Methods should do one thing. A method should have one job. Methods that try to do to many things shall be broken up into smaller methods to provide structure.
this()
keyword to
call another constructor in the same class. Generally, the
constructors that assume more defaults (fewer parameters) call the more
general constructors (more parameters).Minimize the scope of variables to the smallest necessary. Remember that the
scope of a variable is the closest pair of curly braces that surround it. In the
following example, the variable
nextScore
has been
declared in the scope of the entire method, but note that declaring it in such a
wide scope is actually not necessary.
public static void printTenScores(Scanner console) {
int nextScore;
for (int i = 1; i <= 10; i++) {
System.out.print("next score? ");
nextScore = console.nextInt();
System.out.println("score " + i + " = " + nextScore);
}
}
Notice that nextScore
is only ever accessed inside of the for loop, so we can actually localize its
scope to just the loop itself rather than the whole method.
public static void printTenScores(Scanner console) {
for (int i = 1; i <= 10; i++) {
System.out.print("next score? ");
int nextScore = console.nextInt();
System.out.println("score " + i + " = " + nextScore);
}
}
By localizing scope, our code becomes simpler to reason about, because we’ve
minimized the number of different variables floating around at any given
location in our code. Note that eliminating unnecessary fields is often just an
example of localizing variables. Also note that “re-declaring” the variable
nextScore
inside the
loop is just fine efficiency-wise because of how the compiler will optimize our
code. In this course, you shouldn’t ever have to worry about micro-optimizations
like the number of variable declarations.

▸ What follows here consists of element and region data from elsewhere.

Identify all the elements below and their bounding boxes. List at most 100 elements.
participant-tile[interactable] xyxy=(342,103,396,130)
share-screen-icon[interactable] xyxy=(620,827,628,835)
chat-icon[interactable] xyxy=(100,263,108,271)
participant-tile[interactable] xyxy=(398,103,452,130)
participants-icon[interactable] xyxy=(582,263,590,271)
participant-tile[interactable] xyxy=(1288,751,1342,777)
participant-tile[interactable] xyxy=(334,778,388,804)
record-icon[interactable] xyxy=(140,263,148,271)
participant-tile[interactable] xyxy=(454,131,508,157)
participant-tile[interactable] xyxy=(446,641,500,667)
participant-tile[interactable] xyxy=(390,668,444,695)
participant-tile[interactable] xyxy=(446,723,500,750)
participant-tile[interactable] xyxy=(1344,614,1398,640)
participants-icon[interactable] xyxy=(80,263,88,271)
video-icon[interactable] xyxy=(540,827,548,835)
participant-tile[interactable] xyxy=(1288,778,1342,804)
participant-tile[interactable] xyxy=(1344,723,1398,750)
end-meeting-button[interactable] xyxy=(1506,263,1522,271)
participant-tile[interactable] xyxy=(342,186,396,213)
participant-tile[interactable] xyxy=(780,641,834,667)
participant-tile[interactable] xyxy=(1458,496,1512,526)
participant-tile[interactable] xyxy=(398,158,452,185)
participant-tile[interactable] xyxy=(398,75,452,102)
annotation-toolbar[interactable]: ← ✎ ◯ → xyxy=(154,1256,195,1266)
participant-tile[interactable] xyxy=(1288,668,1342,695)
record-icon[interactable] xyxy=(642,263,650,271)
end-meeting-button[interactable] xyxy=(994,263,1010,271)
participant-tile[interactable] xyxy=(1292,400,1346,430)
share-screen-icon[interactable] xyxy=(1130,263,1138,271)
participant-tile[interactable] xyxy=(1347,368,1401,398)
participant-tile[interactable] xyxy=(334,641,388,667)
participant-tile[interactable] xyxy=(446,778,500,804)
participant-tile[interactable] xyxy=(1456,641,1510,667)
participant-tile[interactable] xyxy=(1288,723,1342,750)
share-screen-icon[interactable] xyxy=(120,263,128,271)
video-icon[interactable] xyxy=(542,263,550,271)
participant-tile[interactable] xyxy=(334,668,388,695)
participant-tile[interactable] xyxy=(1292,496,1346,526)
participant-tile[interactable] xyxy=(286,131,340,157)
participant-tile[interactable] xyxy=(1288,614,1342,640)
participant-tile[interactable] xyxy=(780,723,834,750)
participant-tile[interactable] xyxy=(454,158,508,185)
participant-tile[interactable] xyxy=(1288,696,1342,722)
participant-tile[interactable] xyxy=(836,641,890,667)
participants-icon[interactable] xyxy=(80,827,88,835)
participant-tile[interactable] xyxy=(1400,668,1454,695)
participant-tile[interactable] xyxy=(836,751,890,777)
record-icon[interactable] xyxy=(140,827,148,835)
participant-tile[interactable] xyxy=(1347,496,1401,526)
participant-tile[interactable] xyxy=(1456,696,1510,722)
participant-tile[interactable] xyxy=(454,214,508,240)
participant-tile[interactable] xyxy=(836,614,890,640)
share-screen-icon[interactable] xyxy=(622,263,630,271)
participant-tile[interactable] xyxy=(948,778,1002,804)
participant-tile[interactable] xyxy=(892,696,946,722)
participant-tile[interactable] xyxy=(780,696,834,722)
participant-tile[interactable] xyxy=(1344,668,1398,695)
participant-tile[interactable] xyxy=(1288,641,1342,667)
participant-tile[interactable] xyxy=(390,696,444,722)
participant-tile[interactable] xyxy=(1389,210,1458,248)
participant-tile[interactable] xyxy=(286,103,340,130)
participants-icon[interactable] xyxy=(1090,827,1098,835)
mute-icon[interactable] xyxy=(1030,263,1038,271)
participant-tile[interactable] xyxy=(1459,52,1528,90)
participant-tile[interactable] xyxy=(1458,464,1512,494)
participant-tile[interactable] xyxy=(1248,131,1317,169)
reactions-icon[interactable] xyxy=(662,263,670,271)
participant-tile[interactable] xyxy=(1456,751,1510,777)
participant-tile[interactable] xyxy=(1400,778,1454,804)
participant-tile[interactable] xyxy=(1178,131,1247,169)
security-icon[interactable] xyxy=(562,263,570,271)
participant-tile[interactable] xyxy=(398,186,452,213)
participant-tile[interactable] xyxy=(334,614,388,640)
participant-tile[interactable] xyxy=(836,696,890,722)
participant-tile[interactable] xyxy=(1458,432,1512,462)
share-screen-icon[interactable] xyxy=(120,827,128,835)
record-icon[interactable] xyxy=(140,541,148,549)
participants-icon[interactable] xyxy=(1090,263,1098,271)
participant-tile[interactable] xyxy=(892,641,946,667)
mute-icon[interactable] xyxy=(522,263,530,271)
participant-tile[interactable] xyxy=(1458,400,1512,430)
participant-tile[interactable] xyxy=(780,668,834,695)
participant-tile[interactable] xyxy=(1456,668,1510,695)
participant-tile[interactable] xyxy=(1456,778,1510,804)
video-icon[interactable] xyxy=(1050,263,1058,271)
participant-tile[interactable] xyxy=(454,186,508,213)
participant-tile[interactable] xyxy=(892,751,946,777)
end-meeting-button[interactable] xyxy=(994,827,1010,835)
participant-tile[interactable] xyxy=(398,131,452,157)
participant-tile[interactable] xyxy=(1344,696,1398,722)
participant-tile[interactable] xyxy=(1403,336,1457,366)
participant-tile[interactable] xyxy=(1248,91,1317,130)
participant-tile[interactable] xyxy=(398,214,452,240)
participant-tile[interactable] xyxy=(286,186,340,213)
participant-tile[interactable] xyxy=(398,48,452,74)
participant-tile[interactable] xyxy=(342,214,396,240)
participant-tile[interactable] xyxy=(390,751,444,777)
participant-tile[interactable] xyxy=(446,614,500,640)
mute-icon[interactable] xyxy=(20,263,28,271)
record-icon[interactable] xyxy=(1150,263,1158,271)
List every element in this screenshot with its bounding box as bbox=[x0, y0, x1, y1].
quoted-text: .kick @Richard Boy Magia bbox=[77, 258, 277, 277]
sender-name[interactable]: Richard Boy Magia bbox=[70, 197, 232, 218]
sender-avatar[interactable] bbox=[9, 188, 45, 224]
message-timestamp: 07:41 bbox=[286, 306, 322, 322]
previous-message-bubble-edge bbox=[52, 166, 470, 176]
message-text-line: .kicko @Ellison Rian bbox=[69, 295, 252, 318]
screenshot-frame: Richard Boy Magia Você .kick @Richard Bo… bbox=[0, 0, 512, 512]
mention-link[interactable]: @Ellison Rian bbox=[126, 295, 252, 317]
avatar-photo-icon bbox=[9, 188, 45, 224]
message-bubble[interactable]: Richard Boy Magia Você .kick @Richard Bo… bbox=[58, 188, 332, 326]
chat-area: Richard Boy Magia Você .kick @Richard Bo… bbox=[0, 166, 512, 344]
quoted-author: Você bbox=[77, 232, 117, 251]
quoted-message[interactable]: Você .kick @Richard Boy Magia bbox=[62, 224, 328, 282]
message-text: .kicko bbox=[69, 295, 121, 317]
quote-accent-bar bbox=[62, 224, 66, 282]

Check method preconditions if possible and throw an appropriate exception if the precondition is not met.
Ensure the messages included with exceptions are meaningful. An exception without a message describing the failure provides little value over simply terminating the program, while one with a message describing the reason the exception was thrown can save a substantial amount of debugging time.
//#BAD!
// pre: data.length >= 7
public void printMovingAverage(int[] data) {
if (data.length < 7) {
throw new IllegalArgumentException();
// Not enough information.
//#GOOD!
// pre: data.length >= 7
public void printMovingAverage(int[] data) {
if (data.length < 7) {
throw new IllegalArgumentException("The length of the array data must be >= 7. "
"length of parameter data = " + data.length);
Consider the program you turn in your final draft. Like the final draft of an English paper or Chemistry lab report, include only what is necessary.
For you solution code especially, remove any and all debugging code, notes to yourself, TODO's, and previous versions of your solution, unused imports, and other comments and / or code that is no longer necessary for your solution.
You can of course save another version of your program with that debugging code and early attempts at solutions, but the code your turn in shall be pristine and without any unnecessary cruft. Take some well-deserved pride in what you have created.